At the end of May 2017, John's mom eventually sold her house and John was in a vulnerable and uprooted place in his life and heart for a couple of days. John posted a picture on Instagram to celebrate and say "Hurray" for his mom. Just posting a picture like that and saying "My mom sold her house!" opens up for some random commenter to say "Nice for her! I live in a studio apartment and pay $3000 a month" or "1%". His mom is 82.5 years old and she bought that house for $190.000 in 1996. She just sold her nest egg! It is bittersweet for the whole family and they are all very well aware of the demographic shift that happened in the neighborhood. When John's mom moved to the Central District, she was one of the pioneers. The neighborhood had been very poor but now all those houses are getting fixed up and sold to Amazon people. John's family was part of the gentrification over the last 25 years and now she is selling her house in the center of town and is moving away because the city has become too expensive. John does not want to have that conversation with people in the comments section who think they know something or have some bright thing to say about it. Who out there claims to have a secret pile of knowledge that the rest of the community they are in doesn't share? That they know more about socialism or gentrification? (RW68)

There is that mentality of shouting out the first thought that popped into someone's head! John put up that picture of his mom in front of the house, but he did not say "Today was the day my mom sold her house. It is a massive watershed moment in all of our lives. This is the house where The Long Winters practiced in the basement for 15 years.

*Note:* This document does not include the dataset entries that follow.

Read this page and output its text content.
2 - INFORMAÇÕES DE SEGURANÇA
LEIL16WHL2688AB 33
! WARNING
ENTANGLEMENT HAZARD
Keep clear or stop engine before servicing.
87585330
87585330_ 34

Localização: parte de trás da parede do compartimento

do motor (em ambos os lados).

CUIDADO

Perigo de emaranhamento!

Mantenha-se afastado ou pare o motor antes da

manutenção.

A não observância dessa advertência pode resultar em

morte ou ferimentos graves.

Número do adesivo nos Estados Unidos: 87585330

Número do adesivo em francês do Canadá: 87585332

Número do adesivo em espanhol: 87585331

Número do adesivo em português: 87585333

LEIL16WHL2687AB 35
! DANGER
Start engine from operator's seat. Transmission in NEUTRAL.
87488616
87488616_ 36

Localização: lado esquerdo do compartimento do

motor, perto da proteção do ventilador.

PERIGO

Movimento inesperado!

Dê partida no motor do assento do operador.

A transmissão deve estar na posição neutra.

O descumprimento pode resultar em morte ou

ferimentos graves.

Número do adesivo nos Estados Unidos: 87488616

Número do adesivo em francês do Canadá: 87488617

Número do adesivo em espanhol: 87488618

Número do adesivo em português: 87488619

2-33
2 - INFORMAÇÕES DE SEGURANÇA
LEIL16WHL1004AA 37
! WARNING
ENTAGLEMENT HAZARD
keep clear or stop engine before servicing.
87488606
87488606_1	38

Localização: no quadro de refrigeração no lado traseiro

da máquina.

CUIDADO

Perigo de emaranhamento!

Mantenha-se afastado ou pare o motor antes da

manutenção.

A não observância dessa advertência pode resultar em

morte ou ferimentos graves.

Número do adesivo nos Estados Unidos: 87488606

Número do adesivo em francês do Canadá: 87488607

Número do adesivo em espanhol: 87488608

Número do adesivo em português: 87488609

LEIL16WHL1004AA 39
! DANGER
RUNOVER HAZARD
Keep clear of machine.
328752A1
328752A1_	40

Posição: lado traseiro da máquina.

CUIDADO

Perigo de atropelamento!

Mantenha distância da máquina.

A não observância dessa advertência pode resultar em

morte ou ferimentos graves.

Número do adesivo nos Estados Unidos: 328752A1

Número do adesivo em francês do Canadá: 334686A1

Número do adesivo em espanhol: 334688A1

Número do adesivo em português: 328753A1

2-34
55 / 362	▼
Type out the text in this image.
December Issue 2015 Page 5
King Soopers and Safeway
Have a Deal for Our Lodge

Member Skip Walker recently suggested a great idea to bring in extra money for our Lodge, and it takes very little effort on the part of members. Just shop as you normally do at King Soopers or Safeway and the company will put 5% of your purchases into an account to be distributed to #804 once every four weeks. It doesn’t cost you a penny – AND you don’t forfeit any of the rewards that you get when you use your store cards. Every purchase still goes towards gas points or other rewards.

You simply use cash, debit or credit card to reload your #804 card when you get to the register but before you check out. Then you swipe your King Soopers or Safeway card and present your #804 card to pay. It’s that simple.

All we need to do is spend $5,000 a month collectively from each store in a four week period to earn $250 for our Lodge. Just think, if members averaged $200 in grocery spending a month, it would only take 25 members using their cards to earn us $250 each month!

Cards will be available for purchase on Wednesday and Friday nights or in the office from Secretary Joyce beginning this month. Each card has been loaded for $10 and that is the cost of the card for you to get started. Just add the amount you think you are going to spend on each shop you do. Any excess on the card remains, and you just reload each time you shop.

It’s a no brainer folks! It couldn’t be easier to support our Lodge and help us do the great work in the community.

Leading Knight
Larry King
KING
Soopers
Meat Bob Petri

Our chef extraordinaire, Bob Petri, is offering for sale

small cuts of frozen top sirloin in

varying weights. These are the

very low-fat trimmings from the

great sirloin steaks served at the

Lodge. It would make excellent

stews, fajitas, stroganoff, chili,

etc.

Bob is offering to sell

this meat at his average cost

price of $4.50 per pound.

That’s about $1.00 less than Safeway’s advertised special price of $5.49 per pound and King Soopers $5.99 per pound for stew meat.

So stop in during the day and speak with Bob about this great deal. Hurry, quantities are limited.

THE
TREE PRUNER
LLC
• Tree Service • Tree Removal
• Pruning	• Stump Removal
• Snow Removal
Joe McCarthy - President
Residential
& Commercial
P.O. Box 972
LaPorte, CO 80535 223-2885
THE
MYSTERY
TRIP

This is the house that I lived in with my mom when I made "When I Pretend to Fall". My mom and me restored this house, we stripped it to the studs and rebuilt it because it was a firetrap with falsely lowered ceilings, fluorescent lighting and linoleum over the hardwood floors. She was the general contractor and I was the carpenter." John has a lot of emotions about this house. He is not sitting and crying because it was not the house he grew up in, but it was the house where they lived for 20 years and now it goes back into the stream. Life putters along. John is not sad about it, but it is emotional nevertheless. He is not an oversharer and he is not going to turn to Facebook to seek consolation, but he would have liked to have said something more commemorative for his friends. In the end John and his sister agreed that it is too easy for people to shit on it and they would rather not mention it than having it shit on by strangers and having that be out there both in their heads and out in the world. (RW68)

Merlin did not know about this story until John happens to mention it on RL250, although he had talked about it on Roadwork for months.